Digging through my e-mail, I came across some analysis by Shavlik that summarized the company’s findings of polls conducted in April at the RSA Conference and Infosecurity Europe.
Shavlik makes security, compliance and update tools aimed primarily at Windows systems, so unsurprisingly, the poll results showed a need for the company’s products. And just because this is so, the conclusions of the analysis coincide with a position that I’ve advocated for some time: that a well-managed network is a foundation of a secure network.
The survey analysis supplied by Mark Shavlik, CEO of Shavlik Technologies, highlighted that “Companies are increasingly recognizing the need to automate operations in order to streamline compliance as an ongoing business process. But too many organizations still don’t have a standard approach, which leaves gaps in their security infrastructure … solutions that simplify, automate, and provide better control over security and compliance management.”
The survey results of 491 conference attendees showed that just over 75 percent indicated that they were either concerned or highly concerned over compliance with specific mandates such as PCI DSS (Payment Card Industry Data Security Standard), ISO 27002, or Sarbanes-Oxley Act.
You can tune in to a Ziff Davis Enterprise security virtual tradeshow on June 24 to hear me talk a little more about compliance and security. You will likely be more interested in my remarks if you are working in IT for an organization that is not highly regulated, for example, retail or a non-financial service. The reason why is because retailers are feeling the pinch of PCI compliance, many for the first time. I’ll provide some pointers on how to approach a PCI compliance project and give suggestions on how to make the process efficient.

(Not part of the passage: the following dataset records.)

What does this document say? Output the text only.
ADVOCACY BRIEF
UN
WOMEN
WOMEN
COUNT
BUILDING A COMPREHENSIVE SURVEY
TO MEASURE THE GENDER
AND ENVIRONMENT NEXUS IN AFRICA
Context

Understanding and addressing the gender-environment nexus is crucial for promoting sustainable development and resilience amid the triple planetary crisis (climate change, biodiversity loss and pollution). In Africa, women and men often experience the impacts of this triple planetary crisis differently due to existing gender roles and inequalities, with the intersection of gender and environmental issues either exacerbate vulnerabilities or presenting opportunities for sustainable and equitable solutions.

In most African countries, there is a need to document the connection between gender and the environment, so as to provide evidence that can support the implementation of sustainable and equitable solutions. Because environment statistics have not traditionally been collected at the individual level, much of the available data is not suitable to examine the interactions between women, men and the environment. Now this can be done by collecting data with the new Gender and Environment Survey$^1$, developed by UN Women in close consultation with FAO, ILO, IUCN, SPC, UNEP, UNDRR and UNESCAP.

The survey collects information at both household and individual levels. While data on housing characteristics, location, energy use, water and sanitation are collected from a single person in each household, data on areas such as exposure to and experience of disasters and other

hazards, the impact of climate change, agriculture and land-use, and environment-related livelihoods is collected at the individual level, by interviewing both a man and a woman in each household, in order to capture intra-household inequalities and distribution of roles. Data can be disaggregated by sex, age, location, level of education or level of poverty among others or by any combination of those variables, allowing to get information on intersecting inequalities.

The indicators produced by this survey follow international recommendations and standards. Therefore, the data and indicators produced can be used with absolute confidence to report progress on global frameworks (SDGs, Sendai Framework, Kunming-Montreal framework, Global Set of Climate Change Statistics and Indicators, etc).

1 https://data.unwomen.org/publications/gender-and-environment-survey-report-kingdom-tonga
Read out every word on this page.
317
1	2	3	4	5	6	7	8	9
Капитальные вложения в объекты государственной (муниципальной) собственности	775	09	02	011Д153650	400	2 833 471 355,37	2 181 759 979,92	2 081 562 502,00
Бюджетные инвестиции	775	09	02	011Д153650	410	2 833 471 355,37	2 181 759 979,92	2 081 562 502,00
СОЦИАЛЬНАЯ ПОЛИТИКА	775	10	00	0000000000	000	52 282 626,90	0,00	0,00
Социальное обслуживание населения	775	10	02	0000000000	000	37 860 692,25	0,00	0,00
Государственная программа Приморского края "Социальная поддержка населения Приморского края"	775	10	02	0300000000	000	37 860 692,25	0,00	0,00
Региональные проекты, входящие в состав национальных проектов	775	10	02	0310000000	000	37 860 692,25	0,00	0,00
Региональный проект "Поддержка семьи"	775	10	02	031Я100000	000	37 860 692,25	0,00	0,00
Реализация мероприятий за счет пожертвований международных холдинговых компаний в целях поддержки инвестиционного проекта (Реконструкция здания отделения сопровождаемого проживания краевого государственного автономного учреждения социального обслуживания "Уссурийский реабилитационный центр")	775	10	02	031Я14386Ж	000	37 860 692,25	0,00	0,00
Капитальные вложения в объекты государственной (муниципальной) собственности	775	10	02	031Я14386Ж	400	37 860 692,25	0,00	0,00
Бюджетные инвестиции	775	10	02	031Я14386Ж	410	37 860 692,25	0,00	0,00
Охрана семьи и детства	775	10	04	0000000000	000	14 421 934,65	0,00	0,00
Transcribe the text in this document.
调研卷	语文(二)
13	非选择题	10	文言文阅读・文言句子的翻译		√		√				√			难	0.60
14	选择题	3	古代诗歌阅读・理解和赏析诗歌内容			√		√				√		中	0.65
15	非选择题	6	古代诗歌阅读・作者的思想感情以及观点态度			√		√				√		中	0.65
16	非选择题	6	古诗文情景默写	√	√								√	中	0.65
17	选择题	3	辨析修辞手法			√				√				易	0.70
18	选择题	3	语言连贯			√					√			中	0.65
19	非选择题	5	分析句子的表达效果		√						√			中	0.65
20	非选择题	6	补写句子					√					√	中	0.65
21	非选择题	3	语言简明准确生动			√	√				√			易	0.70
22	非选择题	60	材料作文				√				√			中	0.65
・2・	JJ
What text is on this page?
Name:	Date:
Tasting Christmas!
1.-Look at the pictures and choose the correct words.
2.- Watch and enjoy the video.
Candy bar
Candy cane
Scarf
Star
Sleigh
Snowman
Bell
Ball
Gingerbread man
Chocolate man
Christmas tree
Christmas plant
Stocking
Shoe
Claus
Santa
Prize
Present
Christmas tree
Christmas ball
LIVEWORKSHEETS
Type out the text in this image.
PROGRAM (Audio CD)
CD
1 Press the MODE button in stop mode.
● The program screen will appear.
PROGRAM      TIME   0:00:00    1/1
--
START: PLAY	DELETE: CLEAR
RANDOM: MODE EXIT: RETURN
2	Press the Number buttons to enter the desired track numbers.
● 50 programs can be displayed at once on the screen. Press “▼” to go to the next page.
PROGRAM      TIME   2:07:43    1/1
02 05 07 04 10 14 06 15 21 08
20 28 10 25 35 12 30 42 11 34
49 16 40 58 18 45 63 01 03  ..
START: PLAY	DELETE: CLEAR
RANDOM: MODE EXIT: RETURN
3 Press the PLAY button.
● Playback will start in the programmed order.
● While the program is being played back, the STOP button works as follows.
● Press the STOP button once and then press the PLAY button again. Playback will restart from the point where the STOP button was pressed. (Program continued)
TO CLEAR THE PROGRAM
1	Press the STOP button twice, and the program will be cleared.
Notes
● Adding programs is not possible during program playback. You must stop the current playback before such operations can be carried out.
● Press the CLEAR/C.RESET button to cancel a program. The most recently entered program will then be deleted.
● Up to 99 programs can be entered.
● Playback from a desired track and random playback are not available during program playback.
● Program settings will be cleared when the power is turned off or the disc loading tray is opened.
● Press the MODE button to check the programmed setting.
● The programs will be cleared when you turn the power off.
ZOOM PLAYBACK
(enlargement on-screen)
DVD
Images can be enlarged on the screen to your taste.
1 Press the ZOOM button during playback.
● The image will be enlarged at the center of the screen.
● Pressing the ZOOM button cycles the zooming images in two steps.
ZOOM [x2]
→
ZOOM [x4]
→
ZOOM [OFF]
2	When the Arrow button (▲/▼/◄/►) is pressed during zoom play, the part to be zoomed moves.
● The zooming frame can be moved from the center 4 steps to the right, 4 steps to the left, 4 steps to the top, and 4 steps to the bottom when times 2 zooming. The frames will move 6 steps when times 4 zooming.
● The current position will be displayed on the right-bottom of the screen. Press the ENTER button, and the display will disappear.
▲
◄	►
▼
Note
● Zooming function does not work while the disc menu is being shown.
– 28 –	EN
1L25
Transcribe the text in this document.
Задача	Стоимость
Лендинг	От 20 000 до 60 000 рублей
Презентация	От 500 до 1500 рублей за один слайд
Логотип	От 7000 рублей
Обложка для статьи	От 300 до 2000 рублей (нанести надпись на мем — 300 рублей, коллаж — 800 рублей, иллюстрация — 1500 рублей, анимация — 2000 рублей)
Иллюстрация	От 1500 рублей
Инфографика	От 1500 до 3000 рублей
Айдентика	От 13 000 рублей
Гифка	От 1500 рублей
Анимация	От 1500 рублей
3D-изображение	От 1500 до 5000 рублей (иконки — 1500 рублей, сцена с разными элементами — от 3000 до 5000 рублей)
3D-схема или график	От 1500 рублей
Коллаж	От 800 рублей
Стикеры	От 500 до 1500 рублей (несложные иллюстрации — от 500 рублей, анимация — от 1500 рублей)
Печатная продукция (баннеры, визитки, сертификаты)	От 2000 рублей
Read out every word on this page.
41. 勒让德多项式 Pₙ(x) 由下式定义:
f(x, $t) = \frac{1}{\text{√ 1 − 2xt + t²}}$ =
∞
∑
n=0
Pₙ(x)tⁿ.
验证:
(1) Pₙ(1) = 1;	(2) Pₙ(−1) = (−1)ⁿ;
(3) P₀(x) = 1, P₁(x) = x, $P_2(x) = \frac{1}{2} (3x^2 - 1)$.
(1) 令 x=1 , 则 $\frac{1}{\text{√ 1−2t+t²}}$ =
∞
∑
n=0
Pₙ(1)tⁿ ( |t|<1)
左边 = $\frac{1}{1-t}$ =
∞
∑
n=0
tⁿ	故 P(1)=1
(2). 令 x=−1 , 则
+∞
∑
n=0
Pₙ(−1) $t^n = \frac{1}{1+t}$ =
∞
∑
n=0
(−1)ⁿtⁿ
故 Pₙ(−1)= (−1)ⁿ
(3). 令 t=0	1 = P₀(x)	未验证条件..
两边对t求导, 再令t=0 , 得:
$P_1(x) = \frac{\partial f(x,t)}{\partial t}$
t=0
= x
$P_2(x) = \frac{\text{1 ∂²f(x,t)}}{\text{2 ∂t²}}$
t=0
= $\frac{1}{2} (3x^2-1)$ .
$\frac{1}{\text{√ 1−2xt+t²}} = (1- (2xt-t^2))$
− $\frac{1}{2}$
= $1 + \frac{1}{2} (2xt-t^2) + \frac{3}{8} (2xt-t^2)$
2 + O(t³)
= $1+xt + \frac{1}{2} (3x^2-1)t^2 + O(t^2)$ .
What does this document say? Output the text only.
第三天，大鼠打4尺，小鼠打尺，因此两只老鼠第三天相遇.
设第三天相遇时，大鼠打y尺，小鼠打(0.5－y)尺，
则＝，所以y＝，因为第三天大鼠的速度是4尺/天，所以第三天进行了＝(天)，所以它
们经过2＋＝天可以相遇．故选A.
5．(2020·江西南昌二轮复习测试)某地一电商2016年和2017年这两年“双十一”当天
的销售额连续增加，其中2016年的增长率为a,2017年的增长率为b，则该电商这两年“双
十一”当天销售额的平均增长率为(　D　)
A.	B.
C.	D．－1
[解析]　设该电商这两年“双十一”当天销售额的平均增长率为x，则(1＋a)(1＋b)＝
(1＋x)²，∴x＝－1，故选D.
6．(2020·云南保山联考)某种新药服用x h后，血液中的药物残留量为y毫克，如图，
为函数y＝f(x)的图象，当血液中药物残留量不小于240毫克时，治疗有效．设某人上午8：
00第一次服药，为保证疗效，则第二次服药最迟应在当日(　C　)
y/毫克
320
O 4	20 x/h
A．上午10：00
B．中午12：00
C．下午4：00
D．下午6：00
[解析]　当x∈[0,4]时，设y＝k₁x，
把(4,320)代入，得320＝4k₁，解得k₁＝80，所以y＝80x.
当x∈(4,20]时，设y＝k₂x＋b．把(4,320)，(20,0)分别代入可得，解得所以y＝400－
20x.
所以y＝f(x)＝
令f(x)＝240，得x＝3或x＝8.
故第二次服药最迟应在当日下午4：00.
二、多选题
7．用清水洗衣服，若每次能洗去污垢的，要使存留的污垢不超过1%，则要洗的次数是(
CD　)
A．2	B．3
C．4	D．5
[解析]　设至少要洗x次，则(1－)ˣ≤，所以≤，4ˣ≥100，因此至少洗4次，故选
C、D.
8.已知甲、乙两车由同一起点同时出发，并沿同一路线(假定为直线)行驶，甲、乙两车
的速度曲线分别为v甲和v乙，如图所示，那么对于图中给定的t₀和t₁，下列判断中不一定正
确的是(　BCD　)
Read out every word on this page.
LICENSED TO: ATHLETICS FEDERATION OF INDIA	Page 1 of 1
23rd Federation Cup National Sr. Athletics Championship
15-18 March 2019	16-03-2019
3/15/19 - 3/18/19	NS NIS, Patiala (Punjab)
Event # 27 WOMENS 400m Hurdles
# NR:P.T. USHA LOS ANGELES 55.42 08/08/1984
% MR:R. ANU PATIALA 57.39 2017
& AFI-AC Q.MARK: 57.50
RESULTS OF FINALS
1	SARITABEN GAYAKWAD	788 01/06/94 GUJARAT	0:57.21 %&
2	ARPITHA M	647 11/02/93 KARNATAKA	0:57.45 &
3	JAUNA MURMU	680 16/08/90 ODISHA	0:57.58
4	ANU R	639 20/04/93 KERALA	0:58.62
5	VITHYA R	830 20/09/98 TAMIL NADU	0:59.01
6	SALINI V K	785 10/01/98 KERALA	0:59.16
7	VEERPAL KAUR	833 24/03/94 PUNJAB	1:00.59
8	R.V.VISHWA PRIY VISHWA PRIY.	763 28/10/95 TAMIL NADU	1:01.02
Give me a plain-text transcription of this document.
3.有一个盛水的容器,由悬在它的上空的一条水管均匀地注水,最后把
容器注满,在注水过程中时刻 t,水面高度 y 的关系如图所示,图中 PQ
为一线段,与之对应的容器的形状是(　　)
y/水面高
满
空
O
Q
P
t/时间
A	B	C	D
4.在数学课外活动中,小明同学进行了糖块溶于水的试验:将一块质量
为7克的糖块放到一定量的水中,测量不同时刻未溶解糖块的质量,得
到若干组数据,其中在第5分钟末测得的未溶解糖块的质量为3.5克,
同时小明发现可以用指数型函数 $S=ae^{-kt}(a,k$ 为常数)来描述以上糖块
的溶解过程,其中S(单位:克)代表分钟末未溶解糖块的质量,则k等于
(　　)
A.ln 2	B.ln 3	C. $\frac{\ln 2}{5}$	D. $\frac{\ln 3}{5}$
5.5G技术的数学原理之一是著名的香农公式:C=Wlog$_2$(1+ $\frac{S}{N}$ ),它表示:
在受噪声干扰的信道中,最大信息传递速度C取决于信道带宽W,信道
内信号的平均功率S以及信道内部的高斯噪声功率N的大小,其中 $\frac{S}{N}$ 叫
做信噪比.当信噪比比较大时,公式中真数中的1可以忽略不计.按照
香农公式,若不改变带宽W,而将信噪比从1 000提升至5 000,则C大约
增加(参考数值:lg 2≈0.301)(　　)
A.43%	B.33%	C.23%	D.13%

Getting back to the survey results, I’m not sure I’d lump PCI DSS in with ISO 27002 and certainly not with SarbOx. PCI DSS is still fairly new, very technically specific and not a real “regulation” in the sense that it has the force of law. (PCI has something better than law, it has the power to deny credit card processing or even better to escalate card processing charges.) SarbOx has been around since 2002, is vaguely defined (from a technology point of view), is highly systematized by the professional auditors and is a true regulation with a legislative mandate. So, I bet the “concern” numbers cited above are a bit skewed by the PCI newbies.
With that said, it is interesting to take a look at the survey results to see if your concerns match up with Shavlik’s findings.